Unnatural elation at bread success
What kind of people are we that success, or even the hint of success, should elicit in us such a feeling of euphoria? Or is it just me?
A little reminder: About a month and a half ago I broke my oven, never mind the details... Two weekends ago I fixed it and last weekend baked the first bread in that long. It was one of my favorites, a WW/rye sourdough I call Country Rye, which makes wonderful sandwiches. Ate them all week. But when it came time to toss in some steam, my wife hollers from the other room, "Are you sure that's wise?" Big blustery reply, "Of course. I'm not doing that idiot thing that caused it's demise last time." without much feeling of confidence that I wasn't, in fact, seriously risking the newly replaced control unit. But it turned out alright, although not as good as usual. Perhaps I was out of practice.
Now this weekend I needed to bake some regular sourdough and both Otis (Oregon Trail starter) and Franco (SF starter) were getting weary from only one refresh during this whole oven down time. Thursday evening I refreshed them to my usual 125ish grams, left them out overnight to grow. Friday morning Otis was fully grown, but Franco, as is his pattern, was sadly weak.compOtisFranco
I built Otis up to 400 grams for his recipe and took him along with Franco to work to keep an eye on them. Otis continued to grow at his excellent rate and had to be chilled by early afternoon, Franco plugged along slowly and finally doubled by mid afternoon and also got chilled. After work I made Otis’ dough and built Franco up to 400 g. The Otis dough got a couple of folds and then into the chiller for the night, Franco stayed out. Saturday morning Otis got scaled and couched for final rise, baked up in the late afternoon to some good crumb.

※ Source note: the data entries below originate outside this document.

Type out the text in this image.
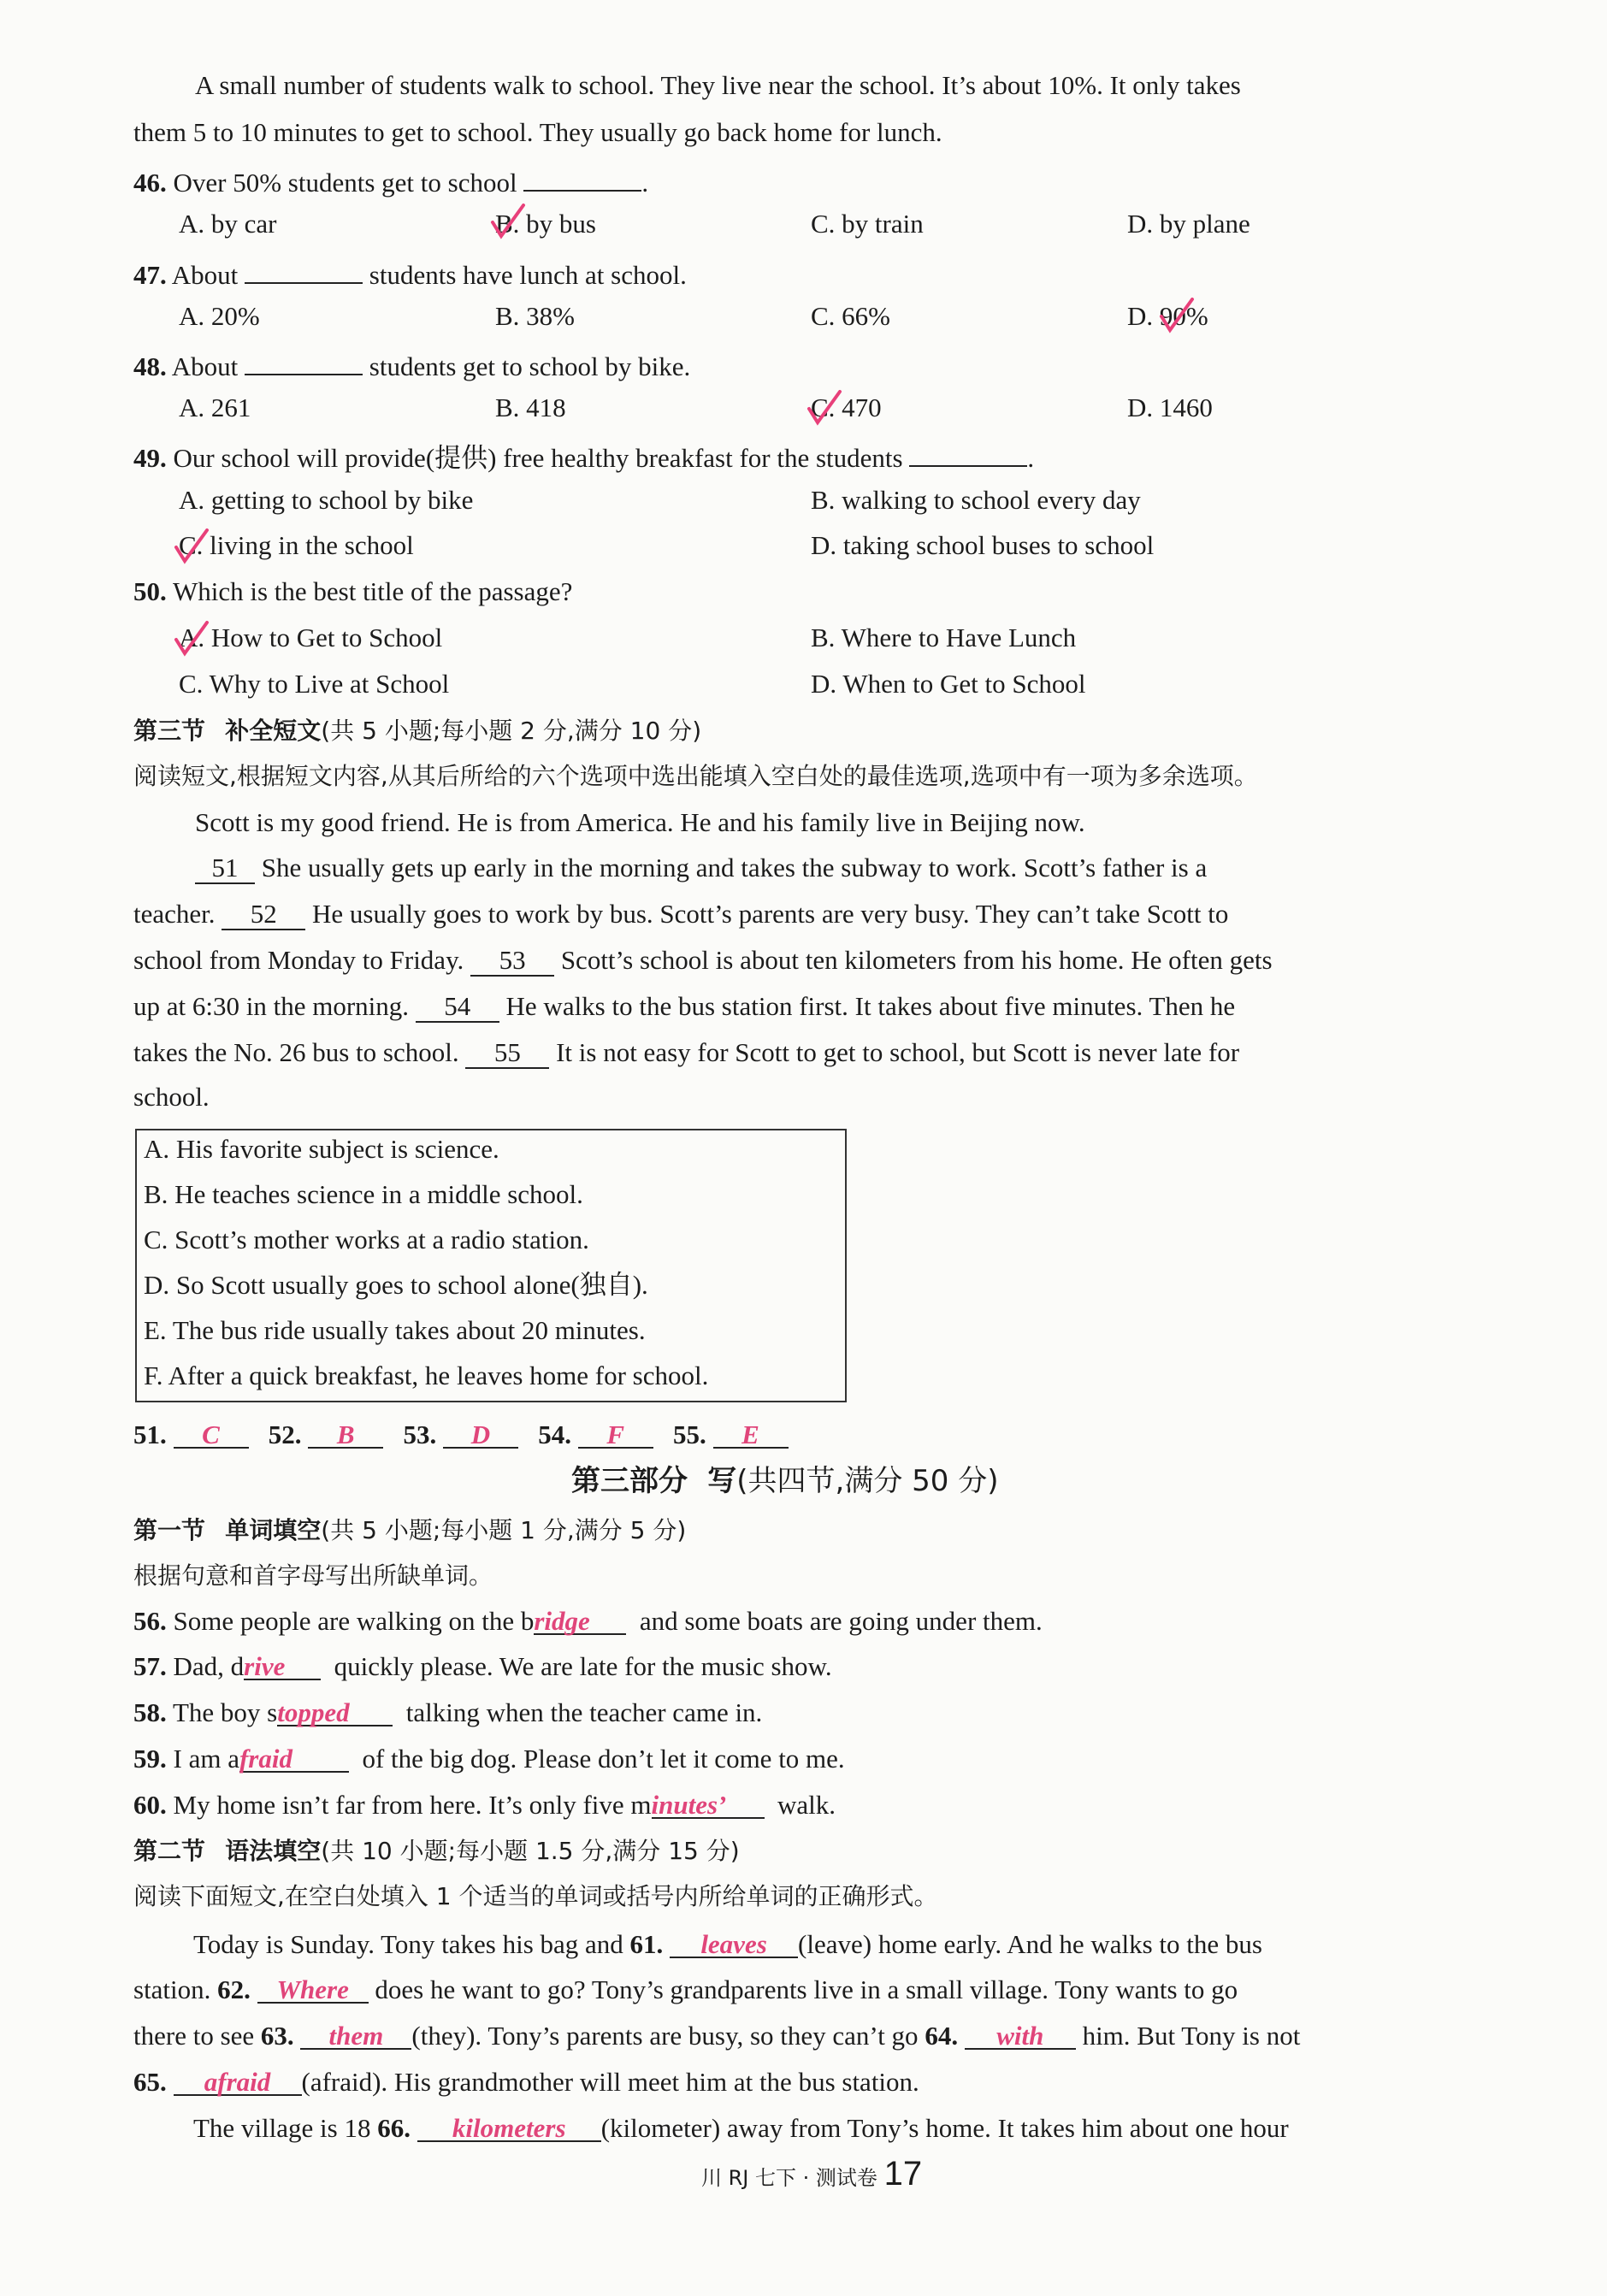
A small number of students walk to school. They live near the school. It’s about 10%. It only takes
them 5 to 10 minutes to get to school. They usually go back home for lunch.
46. Over 50% students get to school	.
A. by car	B. by bus	C. by train	D. by plane
47. About	students have lunch at school.
A. 20%	B. 38%	C. 66%	D. 90%
48. About	students get to school by bike.
A. 261	B. 418	C. 470	D. 1460
49. Our school will provide(提供) free healthy breakfast for the students	.
A. getting to school by bike	B. walking to school every day
C. living in the school	D. taking school buses to school
50. Which is the best title of the passage?
A. How to Get to School	B. Where to Have Lunch
C. Why to Live at School	D. When to Get to School
第三节 补全短文(共 5 小题;每小题 2 分,满分 10 分)
阅读短文,根据短文内容,从其后所给的六个选项中选出能填入空白处的最佳选项,选项中有一项为多余选项。
Scott is my good friend. He is from America. He and his family live in Beijing now.
51 She usually gets up early in the morning and takes the subway to work. Scott’s father is a
teacher. 52 He usually goes to work by bus. Scott’s parents are very busy. They can’t take Scott to
school from Monday to Friday. 53 Scott’s school is about ten kilometers from his home. He often gets
up at 6:30 in the morning. 54 He walks to the bus station first. It takes about five minutes. Then he
takes the No. 26 bus to school. 55 It is not easy for Scott to get to school, but Scott is never late for
school.
A. His favorite subject is science.
B. He teaches science in a middle school.
C. Scott’s mother works at a radio station.
D. So Scott usually goes to school alone(独自).
E. The bus ride usually takes about 20 minutes.
F. After a quick breakfast, he leaves home for school.
51. C 52. B 53. D 54. F 55. E
第三部分 写(共四节,满分 50 分)
第一节 单词填空(共 5 小题;每小题 1 分,满分 5 分)
根据句意和首字母写出所缺单词。
56. Some people are walking on the bridge and some boats are going under them.
57. Dad, drive quickly please. We are late for the music show.
58. The boy stopped talking when the teacher came in.
59. I am afraid	of the big dog. Please don’t let it come to me.
60. My home isn’t far from here. It’s only five minutes’ walk.
第二节 语法填空(共 10 小题;每小题 1.5 分,满分 15 分)
阅读下面短文,在空白处填入 1 个适当的单词或括号内所给单词的正确形式。
Today is Sunday. Tony takes his bag and 61. leaves (leave) home early. And he walks to the bus
station. 62. Where does he want to go? Tony’s grandparents live in a small village. Tony wants to go
there to see 63. them (they). Tony’s parents are busy, so they can’t go 64. with him. But Tony is not
65. afraid (afraid). His grandmother will meet him at the bus station.
The village is 18 66. kilometers (kilometer) away from Tony’s home. It takes him about one hour
川 RJ 七下 · 测试卷 17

Saturday morning Franco was ready for dough so I made him up and let him ferment at room temp until Otis’ baking time when he was ready for scaling. I took my wife out for the evening expecting to be home about 9:30 to bake Franco but met some friends that delayed that until about 11:00PM. Of course Franco was over risen by then. What was I to do? I stuck the dough in the fridge overnight, took it out Sunday morning and let it warm up. Baked it late AM and it actually turned out alright. Good hole structure, decent crust. Franco crumb
Sadly, both batches are lacking in flavor, having chosen to cut back on the salt what turned out to be too far. I don’t like weighing salt because my scale is too lenient and I get too much, so I spoon it. Just cut back too far, now I know better and have the right amount after quite some experimentation for this recipe.
The really odd and wonderful thing about this batch of Franco is that in all other times I have used him, since acquiring in the front half of the year, is that he has always been extremely sticky to work with. This time he was not. He behaved a lot like Otis, except for Otis’ speed. The bread is definitely sourer with Franco, but I can’t taste the distinctive SF flavor in this bread. I am hoping this is due to the weird time frame/over fermentation process. But when Franco wasn’t uncontrollably sticky and made both a workable starter and dough, I became as a little child with a new toy, the new sled on Christmas morning to use on freshly fallen snow, the cutest girl in school saying yes to a date, an A on the test I thought I would flunk… E-lation.
So now I have a few loaves to give away, a bit more knowledge to keep myself going forward on, an oven that bakes again, and a little kid inside that thinks this is all wonderful. After all, my parents just gave me permission to go sledding with that cute little red-haired girl because of my good grades…
That’s my story, and I’m sticking to it.